La confrérie n’existe pas officiellement. Je lui ai donné cette appellation parce que j’ai remarqué que ceux qui connaissaient le chardonneret adoptaient systématiquement, à l’évocation de son nom, un visage joyeux. Pour les membres de cette confrérie, c’est le plus beau des oiseaux. L’un des protagonistes que j’ai rencontrés me confiait : «Dans le chardonneret, il y a un tableau de peinture et une partition musicale.» Je trouve que ça résume bien les qualités de cet oiseau. Les couleurs rouge, noir et jaune de son plumage le distinguent aisément des autres passereaux, et il possède des capacités vocales exceptionnelles. En plus de ses notes propres, il est capable de mémoriser et d’imiter celles des autres oiseaux de son entourage. Sa palette est très large. Il chante la géographie de son origine. Qu’il vienne de la montagne ou de la mer sa partition musicale diffère. Tout comme l’accent des hommes.

Votre livre est issu d’un travail d’enquêtes et surtout de la production de deux documentaires radiophoniques sur le chardonneret, diffusés sur France Culture, avez-vous l’intention de produire ce type de travaux en Algérie en partenariat avec la Radio algérienne, par exemple ? En tout cas les faire connaître ?
J’aimerais beaucoup que mes documentaires soient diffusés en Algérie. C’est autant son histoire que la mienne. Pour le moment ce n’est pas le cas, mais j’espère que ça le sera un jour.

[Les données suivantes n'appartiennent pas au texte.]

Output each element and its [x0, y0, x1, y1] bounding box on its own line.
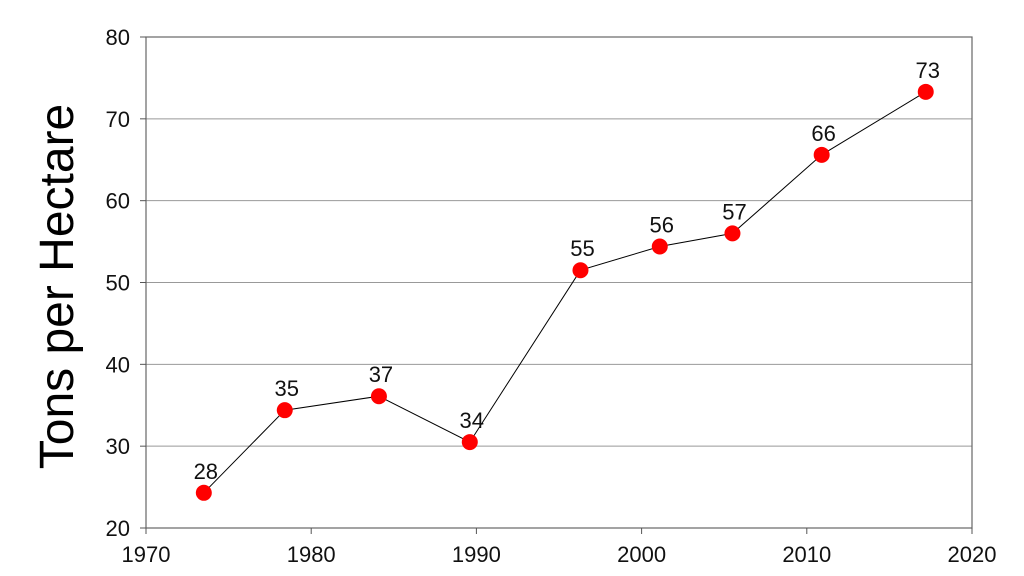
- data-label: 73: [916, 58, 940, 83]
- data-label: 57: [722, 199, 746, 224]
- y-axis-label: Tons per Hectare: [31, 104, 84, 470]
- x-tick-label: 1980: [287, 542, 336, 567]
- data-point: [813, 146, 830, 163]
- y-tick-label: 60: [106, 189, 130, 214]
- y-tick-label: 70: [106, 107, 130, 132]
- axes: 20 30 40 50 60 70 80 1970 1980 1990 2000 2010 2020: [106, 25, 997, 567]
- data-point: [370, 388, 387, 405]
- data-label: 55: [570, 236, 594, 261]
- y-tick-label: 30: [106, 434, 130, 459]
- data-label: 66: [811, 121, 835, 146]
- data-label: 28: [194, 459, 218, 484]
- x-tick-label: 2020: [948, 542, 997, 567]
- y-tick-label: 50: [106, 271, 130, 296]
- y-tick-label: 20: [106, 516, 130, 541]
- y-tick-label: 80: [106, 25, 130, 50]
- data-label: 37: [369, 362, 393, 387]
- data-label: 56: [650, 212, 674, 237]
- x-tick-label: 1990: [452, 542, 501, 567]
- x-tick-label: 2000: [617, 542, 666, 567]
- data-point: [651, 238, 668, 255]
- x-tick-label: 1970: [122, 542, 171, 567]
- data-point: [724, 225, 741, 242]
- data-point: [276, 402, 293, 419]
- data-label: 35: [275, 376, 299, 401]
- x-tick-label: 2010: [782, 542, 831, 567]
- y-tick-label: 40: [106, 352, 130, 377]
- data-point: [461, 434, 478, 451]
- gridlines: [146, 118, 972, 447]
- data-point: [917, 83, 934, 100]
- data-series: 28 35 37 34 55 56 57 66 73: [194, 58, 940, 501]
- data-point: [572, 262, 589, 279]
- data-label: 34: [460, 408, 484, 433]
- data-point: [195, 484, 212, 501]
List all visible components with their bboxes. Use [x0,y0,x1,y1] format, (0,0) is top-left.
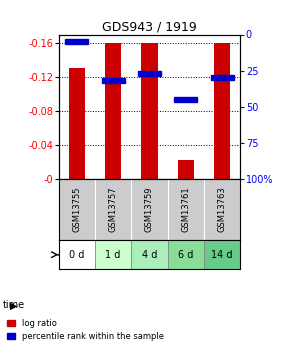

Si vous aviez à cette occasion un message particulier à adresser aux Algériens, en général, ou à vos lecteurs, particulièrement, ici et là-bas, à propos de votre livre, que leur diriez-vous en conclusion ?
Cet oiseau constitue un véritable emblème en Algérie. C’est un patrimoine culturel qu’il faut préserver. Les lois pour le protéger existent, mais elles sont encore trop timidement appliquées. Aujourd’hui, le chardonneret est en voie de disparition dans ce pays. Il n’en reste plus que 5% à l’état sauvage parce que, malheureusement, et comme souvent, l’homme, aveuglé par son désir de posséder, en vient à détruire ce qu’il aime le plus. Si on veut revoir cet oiseau dans la nature, il faut absolument cesser la chasse intensive et punir plus sévèrement le braconnage. Toutefois, je reste optimiste. Il existe de plus en plus d’initiatives pour le protéger. L’AOA (Association ornithologique d’Alger créée en 2008), par exemple, fait un travail remarquable de sensibilisation. Elle encourage les Algériens à «élever pour ne plus prélever».